Yato was born in Nishinomiya in 1928 as Tamotsu Takeda. He was self-taught photographer and during his life never took part in any of the many photographic organizations which was customary in Japan that time.
During his life he had been a day laborer, as well as working at the Nichigeki theater.
Tamotsu Yato was a friend and collaborator of the writer Yukio Mishima and the film critic Donald Richie, as well as a long-term romantic partner[1] of Meredith Weatherby, an expatriate American publisher and translator of Mishima's works into English. Meredith, who was president of the Weatherhill publishing house, bought Yato his first camera, and his friends showed him how to use it. Yato completed three volumes of photography.

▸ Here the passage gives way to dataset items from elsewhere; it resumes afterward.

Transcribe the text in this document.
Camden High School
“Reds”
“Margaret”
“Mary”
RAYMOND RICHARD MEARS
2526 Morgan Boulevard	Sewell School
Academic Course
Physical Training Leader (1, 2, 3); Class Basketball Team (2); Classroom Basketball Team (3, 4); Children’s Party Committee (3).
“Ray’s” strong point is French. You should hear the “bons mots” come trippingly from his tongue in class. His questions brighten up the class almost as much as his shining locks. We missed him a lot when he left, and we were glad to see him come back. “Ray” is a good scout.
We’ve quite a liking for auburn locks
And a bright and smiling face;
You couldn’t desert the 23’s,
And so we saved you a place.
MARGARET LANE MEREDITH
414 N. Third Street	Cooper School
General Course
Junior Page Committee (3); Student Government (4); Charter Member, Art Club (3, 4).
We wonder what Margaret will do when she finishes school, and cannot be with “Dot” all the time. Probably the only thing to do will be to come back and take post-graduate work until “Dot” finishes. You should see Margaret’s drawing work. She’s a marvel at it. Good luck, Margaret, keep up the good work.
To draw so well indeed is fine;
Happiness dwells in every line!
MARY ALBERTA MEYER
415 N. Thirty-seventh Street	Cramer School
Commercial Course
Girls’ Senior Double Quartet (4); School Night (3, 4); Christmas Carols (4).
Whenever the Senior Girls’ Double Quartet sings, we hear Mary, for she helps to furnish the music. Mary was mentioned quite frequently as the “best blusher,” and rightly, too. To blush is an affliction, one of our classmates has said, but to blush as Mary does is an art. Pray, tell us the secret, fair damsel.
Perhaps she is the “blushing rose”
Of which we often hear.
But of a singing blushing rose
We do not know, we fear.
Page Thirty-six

In the preface to his 1972 collection Otoko, Tamotsu Yato wrote:
when these young men stand before my camera I never find in their nudity the slightest trace of vulgarity or coarseness. Instead, it is a thrilling moment that arouses in me much the same emotions as those I feel when I see a perfect fruit just fresh from the tree, or a brand-new expensive camera still in the shop window.
— Tamotsu Yatō, Otoku
Even though Yato's work received only a limited public distribution, it has attained a cult following and has been acknowledged as a major influence by a number of artists working with male erotica. Thus, Sadao Hasegawa remarks in his Paradise Visions: "Tamotsu Yato achieved fame by creating Otoko, a picture book. He photographed Yukio Mishima, nude. His subjects: traditional, muscular, unsophisticated countryside men, are mostly extinct today. Otoko was valuable because you could see these long-bodied, stout-legged, cropped hair, square-jawed men... Good-bye, men of Nippon!"
Tamotsu Yatō died in sleep in his apartment in Takadanobaba from a heart condition at the age of forty-five. After his death, Meredith Weatherby took his negatives to California. They later went into the possession of Fumio Mizuno, who owns them to this day.[2]